Les travaux de Le Bon ont été fortement critiqués (par exemple par Moscovici 1981, Rouquette 1994 et Barrows 1990 ; voir bibliographie du séminaire) notamment pour sa conception de la ‘foule’ comme délinquante par définition, une maladie de la civilisation, qui nie simultanément les atouts de la pensée sociale et le potentiel d’action du sujet et qui érige une barrière au sens large entre les ‘masses’ (la pensée du sens commun, l’action collective) et les ‘élites’ (la logique formelle, le gouvernement). En revanche, quelques thèmes de la psychologie des masses ont été retenus par la nouvelle psychologie sociale individualisée, comme par exemple l’aggression, la violence collective, et les concepts explicatifs comme la déindividuation, l’identité sociale et la catégorisation sociale ou ils expliquent des effets de groupe (Turner, Hogg, Oakes, Reicher & Wetherell 1987), l’influence sociale et la suggestion, contagion et imitation (Moscovici 1985).

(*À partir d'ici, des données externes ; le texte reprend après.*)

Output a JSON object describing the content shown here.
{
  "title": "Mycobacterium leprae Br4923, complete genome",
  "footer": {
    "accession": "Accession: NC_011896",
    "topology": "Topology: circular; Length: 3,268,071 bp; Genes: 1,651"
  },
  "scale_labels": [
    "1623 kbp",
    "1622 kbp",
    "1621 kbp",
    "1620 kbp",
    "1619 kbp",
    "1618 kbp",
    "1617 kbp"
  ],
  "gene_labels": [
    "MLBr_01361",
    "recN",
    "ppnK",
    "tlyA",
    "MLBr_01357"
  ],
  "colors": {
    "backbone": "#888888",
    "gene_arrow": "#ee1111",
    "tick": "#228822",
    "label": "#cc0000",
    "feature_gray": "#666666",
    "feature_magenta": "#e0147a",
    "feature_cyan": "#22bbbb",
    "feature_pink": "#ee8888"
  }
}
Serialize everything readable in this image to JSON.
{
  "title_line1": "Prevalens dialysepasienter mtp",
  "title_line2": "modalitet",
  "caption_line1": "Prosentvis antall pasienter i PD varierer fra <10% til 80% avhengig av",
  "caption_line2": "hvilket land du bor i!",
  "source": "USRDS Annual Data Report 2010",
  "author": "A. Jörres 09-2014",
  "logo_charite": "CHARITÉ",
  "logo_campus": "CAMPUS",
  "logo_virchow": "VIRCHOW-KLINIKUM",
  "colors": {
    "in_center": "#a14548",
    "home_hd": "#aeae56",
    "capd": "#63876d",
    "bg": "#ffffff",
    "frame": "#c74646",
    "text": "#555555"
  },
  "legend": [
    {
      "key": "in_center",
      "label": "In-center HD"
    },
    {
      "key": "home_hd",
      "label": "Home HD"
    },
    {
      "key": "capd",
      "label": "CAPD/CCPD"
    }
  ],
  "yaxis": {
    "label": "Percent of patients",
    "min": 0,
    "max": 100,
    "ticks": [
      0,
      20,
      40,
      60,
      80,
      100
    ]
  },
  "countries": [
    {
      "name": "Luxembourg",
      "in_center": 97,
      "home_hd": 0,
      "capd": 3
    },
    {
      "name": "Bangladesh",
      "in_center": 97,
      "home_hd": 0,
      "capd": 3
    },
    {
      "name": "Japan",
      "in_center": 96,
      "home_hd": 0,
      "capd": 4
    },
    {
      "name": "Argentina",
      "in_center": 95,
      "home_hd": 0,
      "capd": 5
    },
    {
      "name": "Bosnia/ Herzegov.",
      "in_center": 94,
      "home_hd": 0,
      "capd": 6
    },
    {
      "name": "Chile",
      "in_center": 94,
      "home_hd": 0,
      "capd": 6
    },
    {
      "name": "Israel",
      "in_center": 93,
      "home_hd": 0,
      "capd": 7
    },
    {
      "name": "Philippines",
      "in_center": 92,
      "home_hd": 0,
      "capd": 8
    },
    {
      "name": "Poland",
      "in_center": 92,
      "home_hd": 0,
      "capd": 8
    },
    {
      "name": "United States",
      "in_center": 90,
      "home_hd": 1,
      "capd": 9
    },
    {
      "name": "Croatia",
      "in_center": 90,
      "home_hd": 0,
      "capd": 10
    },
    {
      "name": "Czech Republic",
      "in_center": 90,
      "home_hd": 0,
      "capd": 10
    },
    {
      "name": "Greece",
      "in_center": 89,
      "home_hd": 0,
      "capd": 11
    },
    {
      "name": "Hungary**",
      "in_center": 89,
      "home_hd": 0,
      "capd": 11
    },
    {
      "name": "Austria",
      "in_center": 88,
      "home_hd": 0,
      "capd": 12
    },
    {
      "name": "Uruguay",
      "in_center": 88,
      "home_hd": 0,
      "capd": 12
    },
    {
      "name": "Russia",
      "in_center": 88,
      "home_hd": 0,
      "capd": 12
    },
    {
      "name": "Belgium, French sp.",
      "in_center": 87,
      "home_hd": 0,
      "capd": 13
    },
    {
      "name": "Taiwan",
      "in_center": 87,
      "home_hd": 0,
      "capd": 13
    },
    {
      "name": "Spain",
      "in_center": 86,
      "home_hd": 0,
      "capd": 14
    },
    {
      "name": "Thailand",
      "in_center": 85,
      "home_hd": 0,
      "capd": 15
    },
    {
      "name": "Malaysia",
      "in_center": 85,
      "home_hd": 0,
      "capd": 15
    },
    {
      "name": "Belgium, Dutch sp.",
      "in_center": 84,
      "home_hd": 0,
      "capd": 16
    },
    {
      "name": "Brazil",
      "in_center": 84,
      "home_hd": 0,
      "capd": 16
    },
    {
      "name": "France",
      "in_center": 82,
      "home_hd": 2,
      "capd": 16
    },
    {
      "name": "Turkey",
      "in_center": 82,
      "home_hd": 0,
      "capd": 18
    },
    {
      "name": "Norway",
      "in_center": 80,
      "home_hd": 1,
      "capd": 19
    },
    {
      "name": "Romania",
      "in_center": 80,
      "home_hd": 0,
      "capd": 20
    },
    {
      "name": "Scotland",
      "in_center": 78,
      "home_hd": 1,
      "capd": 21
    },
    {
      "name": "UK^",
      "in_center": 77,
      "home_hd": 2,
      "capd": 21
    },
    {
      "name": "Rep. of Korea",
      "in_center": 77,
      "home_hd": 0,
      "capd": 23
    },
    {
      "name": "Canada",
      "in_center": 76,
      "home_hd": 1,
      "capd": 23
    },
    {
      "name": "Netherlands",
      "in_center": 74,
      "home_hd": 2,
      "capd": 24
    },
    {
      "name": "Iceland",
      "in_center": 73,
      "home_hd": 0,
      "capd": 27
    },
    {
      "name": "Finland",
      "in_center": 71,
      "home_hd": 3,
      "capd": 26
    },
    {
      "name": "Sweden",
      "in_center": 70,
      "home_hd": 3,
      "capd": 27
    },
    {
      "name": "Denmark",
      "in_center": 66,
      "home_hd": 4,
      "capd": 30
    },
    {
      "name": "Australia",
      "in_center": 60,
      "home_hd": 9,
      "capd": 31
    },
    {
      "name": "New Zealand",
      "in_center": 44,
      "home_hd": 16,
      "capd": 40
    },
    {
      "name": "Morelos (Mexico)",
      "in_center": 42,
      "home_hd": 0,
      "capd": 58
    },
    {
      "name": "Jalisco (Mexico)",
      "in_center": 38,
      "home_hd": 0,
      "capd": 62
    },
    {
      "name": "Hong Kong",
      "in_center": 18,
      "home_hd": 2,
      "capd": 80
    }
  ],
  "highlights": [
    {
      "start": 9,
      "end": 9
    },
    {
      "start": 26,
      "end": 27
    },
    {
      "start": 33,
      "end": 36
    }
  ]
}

Alors que, pour Le Bon, la psychologie politique est " l’art de gouverner les peuples " (art qu’il a ensuite mis en pratique comme conseilleur stratégique de Benito Mussolini), la plupart d’auteurs aujourd’hui considère que la psychologie des masses est elle-même le seul grand précurseur de la psychologie politique, éventuellement complétée par la psychologie des minorités (cf. Moscovici 1989: 16).